1925’te Frida bir otobüs kazası geçirdi. Kalçasına demir bir tırabzan saplanıp vücudunun diğer tarafından çıktığında kazada neredeyse ölüyordu. Omurgasında, köprücük kemiğinde ve kaburgalarında birden fazla kırık, parçalanmış bir pelvis, kırık bir ayak ve çıkık bir omuz nedeniyle uzun yıllar boyunca yatağa mahkum kaldı ve vücudunu neredeyse tamamen saran alçılarla ve dayanması güç ağrılarla yaşamak zorunda kaldı. Bu kaza sebebiyle hayatı boyunca 30’dan fazla tıbbi operasyon geçirdi. Vücut alçısında iyileşmeye çalıştığı süre zarfında, yoğun bir şekilde resme odaklandı.
Frida Kahlo ve Diego Rivera
Frida ve ünlü Meksikalı muralist Diego Rivera ilk kez 1922’de lisede bir proje üzerinde çalışmaya gittiğinde tanıştılar. Frida, Rivera’nın okulun konferans salonunda “The Creation” adlı bir duvar resmi yapış süreci boyunca Diego’yu sık sık ziyaret etti. Rivera’dan hem sanatsal ve hem de duygusal anlamda oldukça etkilenen Frida söylentilere göre, bir arkadaşına bir gün Diego’nun bebeğini doğuracağını söylemişti.
Sonrasında geçirdiği otobüs kazası nedeniyle yıllarca evde ve yatarak yıllarını geçiren Frida, nekahat döneminden sonra Diego ile bir kez daha tanıştığı Meksika Komünist Partisi’ne katıldı. Ona çalışmalarından bazılarını gösterdiğinde Diego onu resim yapmaya devam etmesi için teşvik etti. 1928 yılında Frida ve Diego’nun romantik ilişkisi başladı ve Diego zamanlar evli olduğu eşinden ayrılarak 1929 yılında Frida ile evlendi.

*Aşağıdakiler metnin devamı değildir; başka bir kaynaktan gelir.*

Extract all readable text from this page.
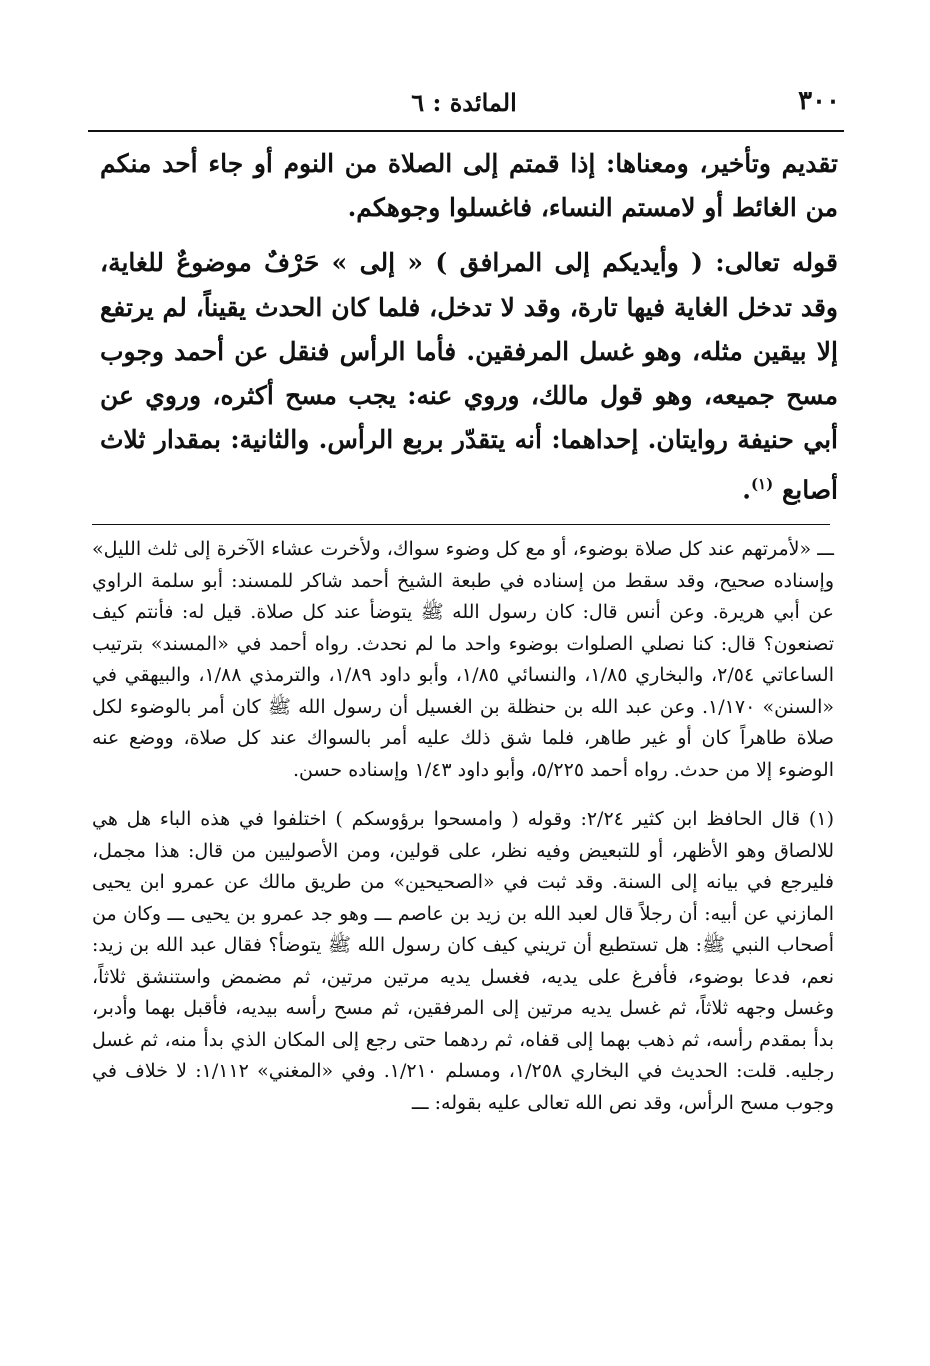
٣٠٠
المائدة : ٦

تقديم وتأخير، ومعناها: إذا قمتم إلى الصلاة من النوم أو جاء أحد منكم من الغائط أو لامستم النساء، فاغسلوا وجوهكم.

قوله تعالى: ( وأيديكم إلى المرافق ) « إلى » حَرْفٌ موضوعٌ للغاية، وقد تدخل الغاية فيها تارة، وقد لا تدخل، فلما كان الحدث يقيناً، لم يرتفع إلا بيقين مثله، وهو غسل المرفقين. فأما الرأس فنقل عن أحمد وجوب مسح جميعه، وهو قول مالك، وروي عنه: يجب مسح أكثره، وروي عن أبي حنيفة روايتان. إحداهما: أنه يتقدّر بربع الرأس. والثانية: بمقدار ثلاث أصابع $^{(١)}$.

ـــ «لأمرتهم عند كل صلاة بوضوء، أو مع كل وضوء سواك، ولأخرت عشاء الآخرة إلى ثلث الليل» وإسناده صحيح، وقد سقط من إسناده في طبعة الشيخ أحمد شاكر للمسند: أبو سلمة الراوي عن أبي هريرة. وعن أنس قال: كان رسول الله ﷺ يتوضأ عند كل صلاة. قيل له: فأنتم كيف تصنعون؟ قال: كنا نصلي الصلوات بوضوء واحد ما لم نحدث. رواه أحمد في «المسند» بترتيب الساعاتي ٢/٥٤، والبخاري ١/٨٥، والنسائي ١/٨٥، وأبو داود ١/٨٩، والترمذي ١/٨٨، والبيهقي في «السنن» ١/١٧٠. وعن عبد الله بن حنظلة بن الغسيل أن رسول الله ﷺ كان أمر بالوضوء لكل صلاة طاهراً كان أو غير طاهر، فلما شق ذلك عليه أمر بالسواك عند كل صلاة، ووضع عنه الوضوء إلا من حدث. رواه أحمد ٥/٢٢٥، وأبو داود ١/٤٣ وإسناده حسن.

(١) قال الحافظ ابن كثير ٢/٢٤: وقوله ( وامسحوا برؤوسكم ) اختلفوا في هذه الباء هل هي للالصاق وهو الأظهر، أو للتبعيض وفيه نظر، على قولين، ومن الأصوليين من قال: هذا مجمل، فليرجع في بيانه إلى السنة. وقد ثبت في «الصحيحين» من طريق مالك عن عمرو ابن يحيى المازني عن أبيه: أن رجلاً قال لعبد الله بن زيد بن عاصم ـــ وهو جد عمرو بن يحيى ـــ وكان من أصحاب النبي ﷺ: هل تستطيع أن تريني كيف كان رسول الله ﷺ يتوضأ؟ فقال عبد الله بن زيد: نعم، فدعا بوضوء، فأفرغ على يديه، فغسل يديه مرتين مرتين، ثم مضمض واستنشق ثلاثاً، وغسل وجهه ثلاثاً، ثم غسل يديه مرتين إلى المرفقين، ثم مسح رأسه بيديه، فأقبل بهما وأدبر، بدأ بمقدم رأسه، ثم ذهب بهما إلى قفاه، ثم ردهما حتى رجع إلى المكان الذي بدأ منه، ثم غسل رجليه. قلت: الحديث في البخاري ١/٢٥٨، ومسلم ١/٢١٠. وفي «المغني» ١/١١٢: لا خلاف في وجوب مسح الرأس، وقد نص الله تعالى عليه بقوله: ـــ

Birlikte geçirdikleri ilk yıllarda Frida, Diego’nun aldığı komisyonların nerede olduğuna bağlı olarak sık sık onunla birlikte seyahat etti. 1930’da San Francisco, California’da yaşadılar. Daha sonra Diego’nun Modern Sanat Müzesi’ndeki gösterisi için New York’a gittiler ve sonrasında da Diego’nun Detroit Sanat Enstitüsü ile komisyonu için Detroit’e yerleştiler.
Frida ve Diego’nun 1933’te New York’taki zamanı tartışmalarla çevriliydi. Nelson Rockefeller tarafından görevlendirilen Rivera, Rockefeller Center’daki RCA Binasında ‘Kavşaktaki Adam’ başlıklı bir duvar resmi yaptı. Rockefeller, Diego’nun daha sonra boyanacak olan duvar resmine komünist lider Vladimir Lenin’in bir portresini eklemesinden sonra proje üzerindeki çalışmayı durdurdu. Bu olaydan aylar sonra çift Meksika’ya döndü ve Meksika’nın San Angel kentinde yaşamaya başladı.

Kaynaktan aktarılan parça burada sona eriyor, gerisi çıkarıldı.